A Berlusconi non sono affatto piaciute le frasi di Fini: «Ne stiamo discutendo da oltre due anni, se ne può discutere ancora un po’, facendo uno sforzo ulteriore per evitare polemiche e fraintendimenti, per avere un testo condiviso». Il presidente della Camera ha colto al volo l’opportunità della manovra economica, in arrivo da Palazzo Madama ai primi di luglio. «I decreti - ricorda - vanno approvati e discussi in 60 giorni». Per Fini, dunque, il disegno di legge sulle intercettazioni non è in calendario per questo mese. Se ne parlerà «verso fine luglio o in un periodo ancora successivo».
Basta e avanza per mettere in subbuglio la maggioranza. Proprio questo temeva: che a Montecitorio il presidente e i suoi riuscissero a rallentare l’iter del provvedimento, proponendo nuove modifiche. Rinviare, magari a settembre, era quello che aveva chiesto il leader Udc, Pier Ferdinando Casini e il segretario Pd, Pierluigi Bersani, aveva avvertito la maggioranza che non poteva forzare le tappe comprimendo il dibattito.
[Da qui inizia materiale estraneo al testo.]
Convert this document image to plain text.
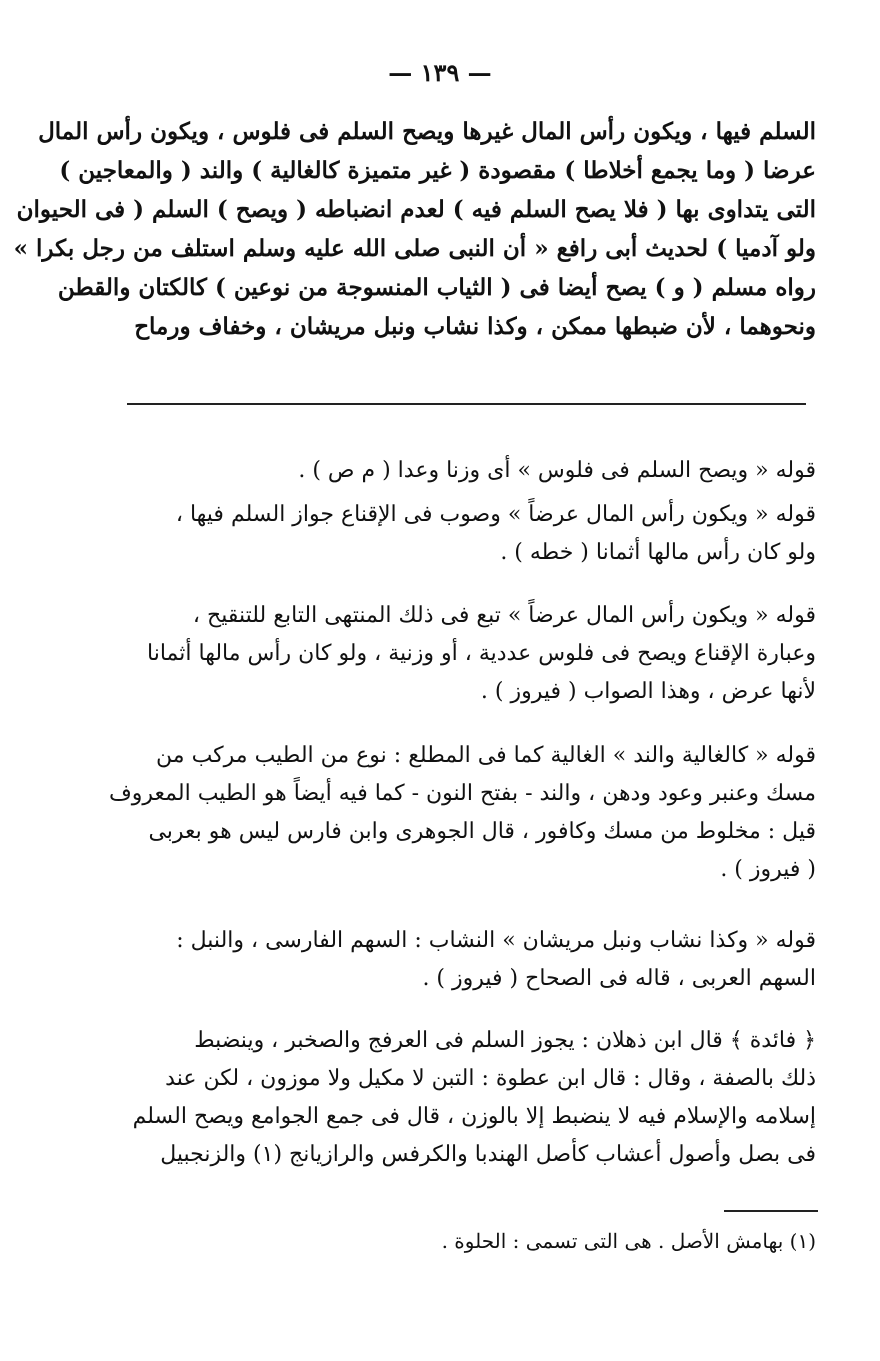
— ١٣٩ —
السلم فيها ، ويكون رأس المال غيرها ويصح السلم فى فلوس ، ويكون رأس المال
عرضا ( وما يجمع أخلاطا ) مقصودة ( غير متميزة كالغالية ) والند ( والمعاجين )
التى يتداوى بها ( فلا يصح السلم فيه ) لعدم انضباطه ( ويصح ) السلم ( فى الحيوان
ولو آدميا ) لحديث أبى رافع « أن النبى صلى الله عليه وسلم استلف من رجل بكرا »
رواه مسلم ( و ) يصح أيضا فى ( الثياب المنسوجة من نوعين ) كالكتان والقطن
ونحوهما ، لأن ضبطها ممكن ، وكذا نشاب ونبل مريشان ، وخفاف ورماح
قوله « ويصح السلم فى فلوس » أى وزنا وعدا ( م ص ) .
قوله « ويكون رأس المال عرضاً » وصوب فى الإقناع جواز السلم فيها ،
ولو كان رأس مالها أثمانا ( خطه ) .
قوله « ويكون رأس المال عرضاً » تبع فى ذلك المنتهى التابع للتنقيح ،
وعبارة الإقناع ويصح فى فلوس عددية ، أو وزنية ، ولو كان رأس مالها أثمانا
لأنها عرض ، وهذا الصواب ( فيروز ) .
قوله « كالغالية والند » الغالية كما فى المطلع : نوع من الطيب مركب من
مسك وعنبر وعود ودهن ، والند - بفتح النون - كما فيه أيضاً هو الطيب المعروف
قيل : مخلوط من مسك وكافور ، قال الجوهرى وابن فارس ليس هو بعربى
( فيروز ) .
قوله « وكذا نشاب ونبل مريشان » النشاب : السهم الفارسى ، والنبل :
السهم العربى ، قاله فى الصحاح ( فيروز ) .
﴿ فائدة ﴾ قال ابن ذهلان : يجوز السلم فى العرفج والصخبر ، وينضبط
ذلك بالصفة ، وقال : قال ابن عطوة : التبن لا مكيل ولا موزون ، لكن عند
إسلامه والإسلام فيه لا ينضبط إلا بالوزن ، قال فى جمع الجوامع ويصح السلم
فى بصل وأصول أعشاب كأصل الهندبا والكرفس والرازيانج (١) والزنجبيل
(١) بهامش الأصل . هى التى تسمى : الحلوة .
Il Pdl, però, non ci sta. In una nota congiunta Maurizio Gasparri e Fabrizio Cicchitto, presidenti dei gruppi di Palazzo Madama e Montecitorio, sottolineano che le modifiche già fatte hanno recepito proposte della società civile, delle minoranze e anche emerse «dal confronto all’interno della maggioranza e del Pdl». Come dire: che altro volete? Le nuove norme devono «entrare in vigore presto». Cicchitto, anzi, garantisce che il testo sarà legge «entro agosto». E il ministro leghista della Semplificazione normativa, Roberto Calderoli, sbotta: «La manovra è al Senato. Sarà, quindi, Palazzo Madama a decidere i tempi della manovra e non la Camera». Mentre il vicepresidente dei deputati Pdl Osvaldo Napoli, lancia a Fini un’accusa poco velata: «Dare la precedenza alla manovra, sarebbe prova di una direzione tutta politica e poco istituzionale dei lavori parlamentari».
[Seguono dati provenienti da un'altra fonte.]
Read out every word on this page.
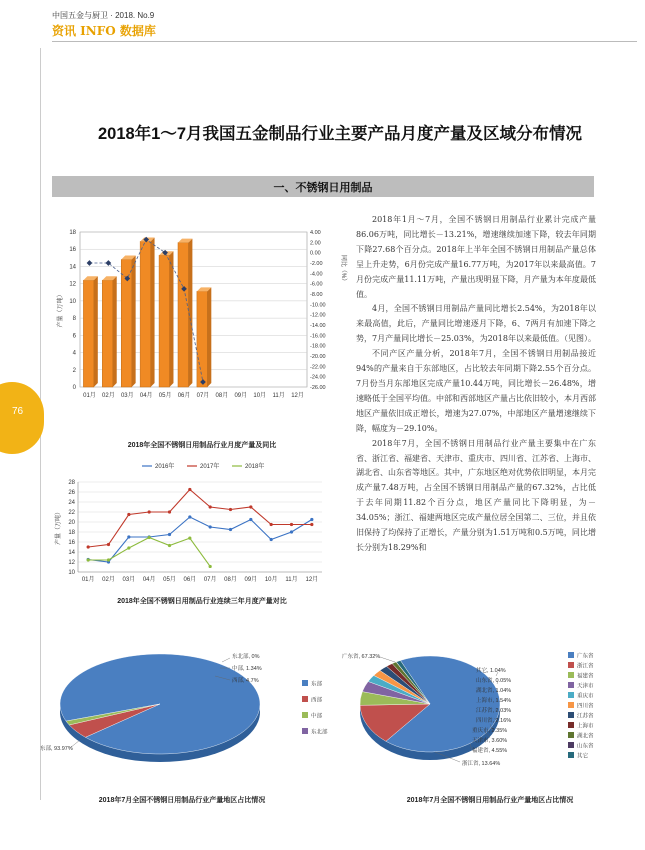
中国五金与厨卫 · 2018. No.9
资讯 INFO 数据库
76
2018年1～7月我国五金制品行业主要产品月度产量及区域分布情况
一、不锈钢日用制品

2018年1月～7月，全国不锈钢日用制品行业累计完成产量86.06万吨，同比增长－13.21%，增速继续加速下降，较去年同期下降27.68个百分点。2018年上半年全国不锈钢日用制品产量总体呈上升走势，6月份完成产量16.77万吨，为2017年以来最高值。7月份完成产量11.11万吨，产量出现明显下降，月产量为本年度最低值。

4月，全国不锈钢日用制品产量同比增长2.54%，为2018年以来最高值，此后，产量同比增速逐月下降，6、7两月有加速下降之势，7月产量同比增长－25.03%，为2018年以来最低值。（见图）。

不同产区产量分析，2018年7月，全国不锈钢日用制品接近94%的产量来自于东部地区，占比较去年同期下降2.55个百分点。7月份当月东部地区完成产量10.44万吨，同比增长－26.48%，增速略低于全国平均值。中部和西部地区产量占比依旧较小，本月西部地区产量依旧成正增长，增速为27.07%，中部地区产量增速继续下降，幅度为－29.10%。

2018年7月，全国不锈钢日用制品行业产量主要集中在广东省、浙江省、福建省、天津市、重庆市、四川省、江苏省、上海市、湖北省、山东省等地区。其中，广东地区绝对优势依旧明显，本月完成产量7.48万吨，占全国不锈钢日用制品产量的67.32%，占比低于去年同期11.82个百分点，地区产量同比下降明显，为－34.05%；浙江、福建两地区完成产量位居全国第二、三位，并且依旧保持了均保持了正增长，产量分别为1.51万吨和0.5万吨，同比增长分别为18.29%和

0
2
4
6
8
10
12
14
16
18	4.00
2.00
0.00
-2.00
-4.00
-6.00
-8.00
-10.00
-12.00
-14.00
-16.00
-18.00
-20.00
-22.00
-24.00
-26.00
01月 02月 03月 04月 05月 06月 07月 08月 09月 10月 11月 12月
产量（万吨）
同比（%）
2018年全国不锈钢日用制品行业月度产量及同比
2016年	2017年	2018年
10
12
14
16
18
20
22
24
26
28
01月 02月 03月 04月 05月 06月 07月 08月 09月 10月 11月 12月
产量（万吨）
2018年全国不锈钢日用制品行业连续三年月度产量对比
东部, 93.97%
西部, 4.7%
中部, 1.34%
东北部, 0%
东部
西部
中部
东北部
2018年7月全国不锈钢日用制品行业产量地区占比情况
广东省, 67.32%
浙江省, 13.64%
福建省, 4.55%
天津市, 3.60%
重庆市, 2.35%
四川省, 2.16%
江苏省, 2.03%
上海市, 1.54%
湖北省, 1.04%
山东省, 0.05%
其它, 1.04%
广东省
浙江省
福建省
天津市
重庆市
四川省
江苏省
上海市
湖北省
山东省
其它
2018年7月全国不锈钢日用制品行业产量地区占比情况
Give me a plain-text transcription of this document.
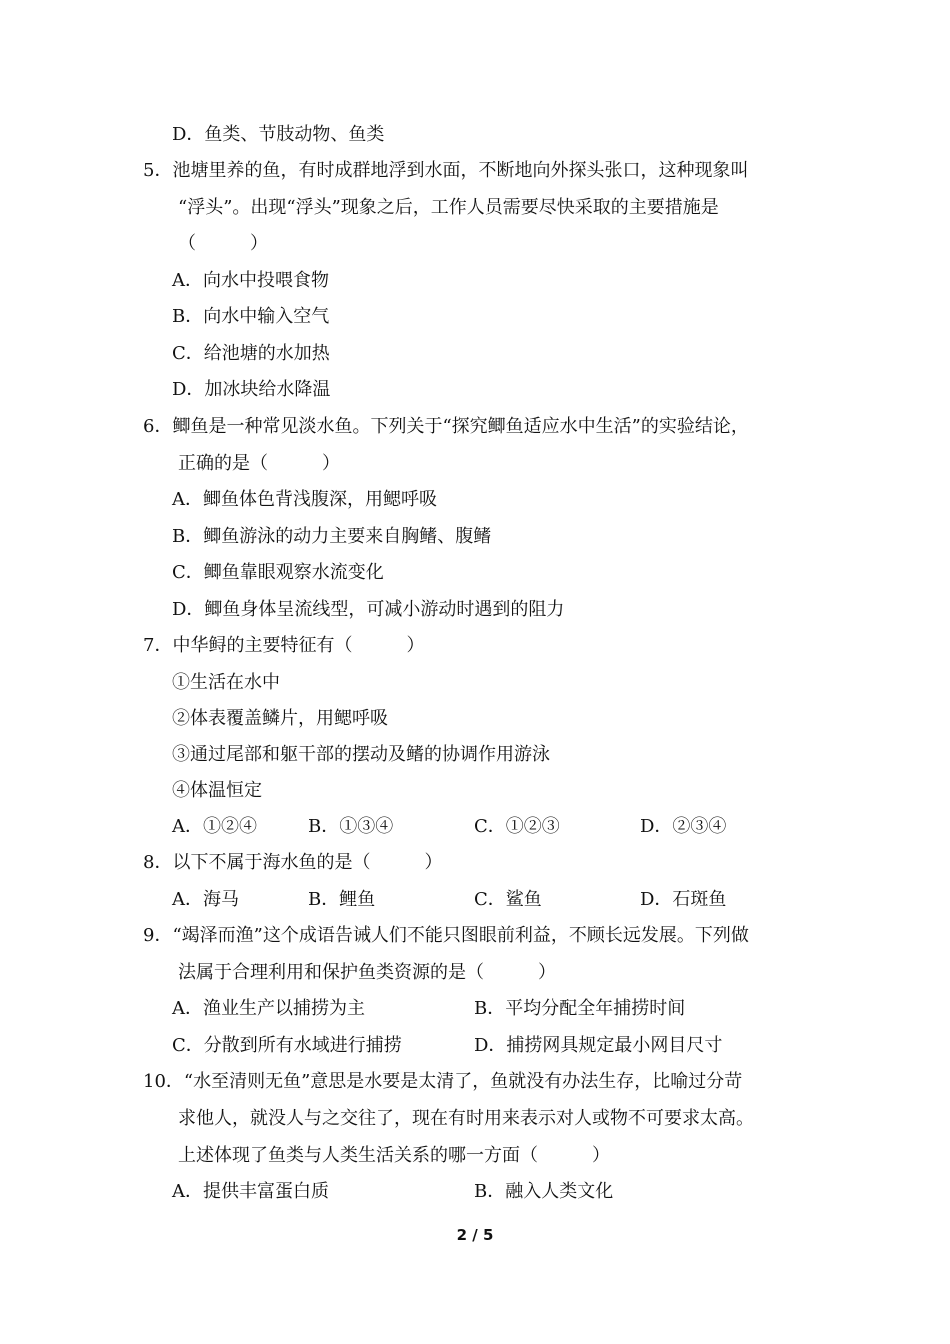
D．鱼类、节肢动物、鱼类
5．池塘里养的鱼，有时成群地浮到水面，不断地向外探头张口，这种现象叫
“浮头”。出现“浮头”现象之后，工作人员需要尽快采取的主要措施是
（　　　）
A．向水中投喂食物
B．向水中输入空气
C．给池塘的水加热
D．加冰块给水降温
6．鲫鱼是一种常见淡水鱼。下列关于“探究鲫鱼适应水中生活”的实验结论，
正确的是（　　　）
A．鲫鱼体色背浅腹深，用鳃呼吸
B．鲫鱼游泳的动力主要来自胸鳍、腹鳍
C．鲫鱼靠眼观察水流变化
D．鲫鱼身体呈流线型，可减小游动时遇到的阻力
7．中华鲟的主要特征有（　　　）
①生活在水中
②体表覆盖鳞片，用鳃呼吸
③通过尾部和躯干部的摆动及鳍的协调作用游泳
④体温恒定
A．①②④	B．①③④	C．①②③	D．②③④
8．以下不属于海水鱼的是（　　　）
A．海马	B．鲤鱼	C．鲨鱼	D．石斑鱼
9．“竭泽而渔”这个成语告诫人们不能只图眼前利益，不顾长远发展。下列做
法属于合理利用和保护鱼类资源的是（　　　）
A．渔业生产以捕捞为主	B．平均分配全年捕捞时间
C．分散到所有水域进行捕捞	D．捕捞网具规定最小网目尺寸
10．“水至清则无鱼”意思是水要是太清了，鱼就没有办法生存，比喻过分苛
求他人，就没人与之交往了，现在有时用来表示对人或物不可要求太高。
上述体现了鱼类与人类生活关系的哪一方面（　　　）
A．提供丰富蛋白质	B．融入人类文化
2 / 5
La reazione è dura e compatta: respinge il tentativo del numero uno di Montecitorio e dei finiani di ottenere altri aggiustamenti, a costo di arrivare all’autunno. Un nuovo rimaneggiamento comporterebbe un ritorno del ddl in Senato e Berlusconi è determinato ad evitarlo.
L’aria di fronda si era capita dal mattino. Fini, in una lettera pubblica al capogruppo dei deputati Pd Dario Franceschini, aveva assicurato che avrebbe garantito il regolare svolgimento dei lavori. Poi, aveva discusso tempi e iter del provvedimento con Giulia Bongiorno, presidente della commissione Giustizia, dove il ddl da lunedì verrà esaminato. Mentre in un’intervista Italo Bocchino aveva messo in guardia dai rischi di incostituzionalità del ddl, pur assicurando la lealtà dei finiani: «Non porremo aut aut».
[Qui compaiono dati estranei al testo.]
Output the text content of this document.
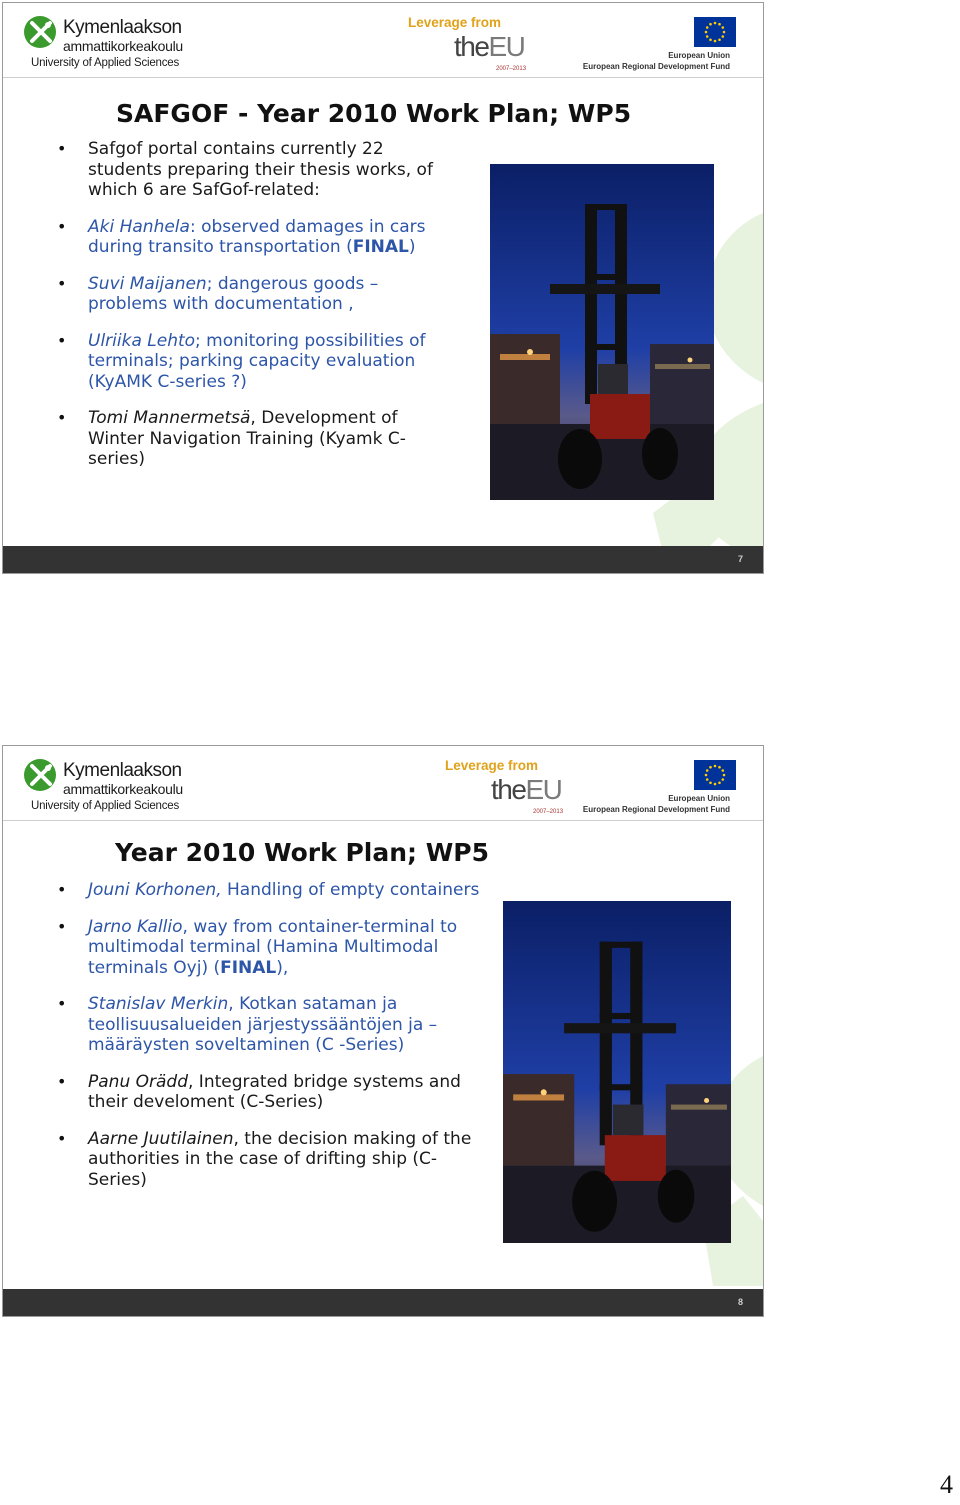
Kymenlaakson
ammattikorkeakoulu
University of Applied Sciences
Leverage from
theEU
2007–2013
European Union
European Regional Development Fund
SAFGOF - Year 2010 Work Plan; WP5
• Safgof portal contains currently 22 students preparing their thesis works, of which 6 are SafGof-related:
• Aki Hanhela: observed damages in cars during transito transportation (FINAL)
• Suvi Maijanen; dangerous goods – problems with documentation ,
• Ulriika Lehto; monitoring possibilities of terminals; parking capacity evaluation (KyAMK C-series ?)
• Tomi Mannermetsä, Development of Winter Navigation Training (Kyamk C-series)
7
Kymenlaakson
ammattikorkeakoulu
University of Applied Sciences
Leverage from
theEU
2007–2013
European Union
European Regional Development Fund
Year 2010 Work Plan; WP5
• Jouni Korhonen, Handling of empty containers
• Jarno Kallio, way from container-terminal to multimodal terminal (Hamina Multimodal terminals Oyj) (FINAL),
• Stanislav Merkin, Kotkan sataman ja teollisuusalueiden järjestyssääntöjen ja –määräysten soveltaminen (C -Series)
• Panu Orädd, Integrated bridge systems and their develoment (C-Series)
• Aarne Juutilainen, the decision making of the authorities in the case of drifting ship (C-Series)
8
4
Più tardi, ecco l’annuncio di Fini sulla «priorità» di approvare la manovra. L’ex leader di An sottolinea che sul ddl non può pesare il «sospetto di voler indebolire la lotta delle istituzioni alla criminalità». Suggerisce di «meglio definire il confine tra il diritto all’informazione e quello alla privacy, senza dare l’impressione di una fretta dannata».
Ad applaudire c’è soprattutto il Pd, che parla di testo stravolto al Senato e della necessità di «ripartire da zero».